Allegations funds for American Samoa spent elsewhere

Updated October 28, 2009 18:38:38

A report on a US television network has suggested that money given to American Samoa to help prepare for a disaster wasn't spent properly. CNN has spoken to a former director of Homeland Security in the US Pacific territory, Birdsall Alailima, who says a network of sirens to warn people of disasters such as tsunami was not built. Funding from the federal government was frozen in 2007 after inspectors discovered that the American Samoa government had been diverting the money for other purposes. 31 people died in the territory when a tsunami hit earlier this month. Ben Te'o, vice-president of good governance organisation Common Cause in American Samoa, says the accusations are credible.

Presenter: Bruce Hill
Speaker: Ben Te'o, vice-president of good governance organisation Common Cause in American Samoa


Pacific Beat has attempted to contact the American Samoa government for comment, but they have been unavailable.

The US Department of the Interior, which looks after overseas territories, has issued a statement in which it says the federal government has in the past fallen short in its obligations to insular areas.

The statement says in the previous administration there were real issues of neglect and failed oversight that need to be addressed quickly.

A US Department of Homeland Security audit of the American Samoan government's management of security grants describes its approach as fundamentally flawed.

Of two point three million US dollars given to American Samoa, one point seven million dollars of the spending has been questioned.

TE'O: The source indicated in the report here was the director of American Samoa Homeland Security then and he does understand, he was in a place at a time when that funding was in place for the EAS system to be in place.

HILL: The report quotes Birdsall Alailima, who was the Director of the Territories Office of Homeland Security from 2003 to 2007 and he points out on a map where there was supposed to be 30 warning sirens placed around American Samoa. Those sirens were not placed as a result of this money not being used for the purpose.

TE'O: Well, they were not in place. As a matter of fact, he was released from his position so in the early part of 2007 and part of that was indicated by ASG or the Government of American Samoa that the part of the reasons why the federal funding was frozen for homeland security. In accordance to what I know, during the time, that he Birdy Alailima had done some coordinations and collaborations with ASTICA, or the American Samoa Telecommunication Agency here in American Samoa and they were supposed to be the one heading out that project to install the siren system in place.

HILL: So if the money was not used to install tsunami signs, where did the money go, what was it used for?
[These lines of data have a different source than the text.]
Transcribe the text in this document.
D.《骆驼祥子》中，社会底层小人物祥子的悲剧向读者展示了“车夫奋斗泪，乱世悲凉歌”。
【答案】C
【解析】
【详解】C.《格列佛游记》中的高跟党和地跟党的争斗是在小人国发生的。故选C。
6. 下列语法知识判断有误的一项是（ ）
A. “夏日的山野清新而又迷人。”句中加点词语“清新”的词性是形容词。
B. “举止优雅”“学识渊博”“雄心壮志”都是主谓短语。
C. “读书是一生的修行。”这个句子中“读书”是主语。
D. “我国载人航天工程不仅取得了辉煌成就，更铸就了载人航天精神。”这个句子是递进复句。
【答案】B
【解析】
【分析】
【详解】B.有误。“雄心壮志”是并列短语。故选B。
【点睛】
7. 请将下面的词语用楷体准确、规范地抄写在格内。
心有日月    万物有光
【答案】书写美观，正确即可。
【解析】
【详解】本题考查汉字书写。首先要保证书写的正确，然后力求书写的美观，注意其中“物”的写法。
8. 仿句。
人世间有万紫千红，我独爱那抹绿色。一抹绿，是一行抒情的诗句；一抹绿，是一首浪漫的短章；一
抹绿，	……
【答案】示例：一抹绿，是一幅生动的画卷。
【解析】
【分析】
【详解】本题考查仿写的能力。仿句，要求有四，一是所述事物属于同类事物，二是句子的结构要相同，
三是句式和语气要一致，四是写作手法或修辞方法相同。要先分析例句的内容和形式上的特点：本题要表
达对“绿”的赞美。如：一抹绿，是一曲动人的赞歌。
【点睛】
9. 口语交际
TE'O: Some of that money was diverted to pay salaries for some of the and I know Birdy, Mr Alailima, was trying to fight the system, but some of the folks in charge of diverting that money was a lot higher than he was. I say that a lot of people were not aware that this occurred. A lot of people were also not aware that the system was actually in place back then. The only testing was conducted here and American Samoa back in November-December timeframe in 2007 was a mobile siren test on the other side of the bay Brungo Brungo of the ....??? side and that was the only testing that was done and it worked and after that, they were looking at buying the rest of the sirens in place and start the installation system.

HILL: What's going to happen as a result of this information coming out? It would seem to indicate something of a corruption scandal?

TE'O: I would say they need to be surfaced for this investigations, there was long overdue that we need to really look at, because I know for a fact that if the siren warning system was in place. We probably would not have this many casualties as a result of the tsunami.

HILL: Is this a kind of thing that goes on in the American Samoan Government as a matter of course, does this sort of thing happen often, money just going astray?

TE'O: This is one of the things that this person that you are speaking to had been fighting since I got back here in 2005. It pretty much inside, and the leaders are inside the government. There is to much corruption inside.

HILL: Well this time, people may well have died as a result of this. Do you think this will change peoples attitudes towards corruption?

TE'O: I hope it will, I hope this report here, not only outside that will make its way here that will change the attitude of most of the people here on the island.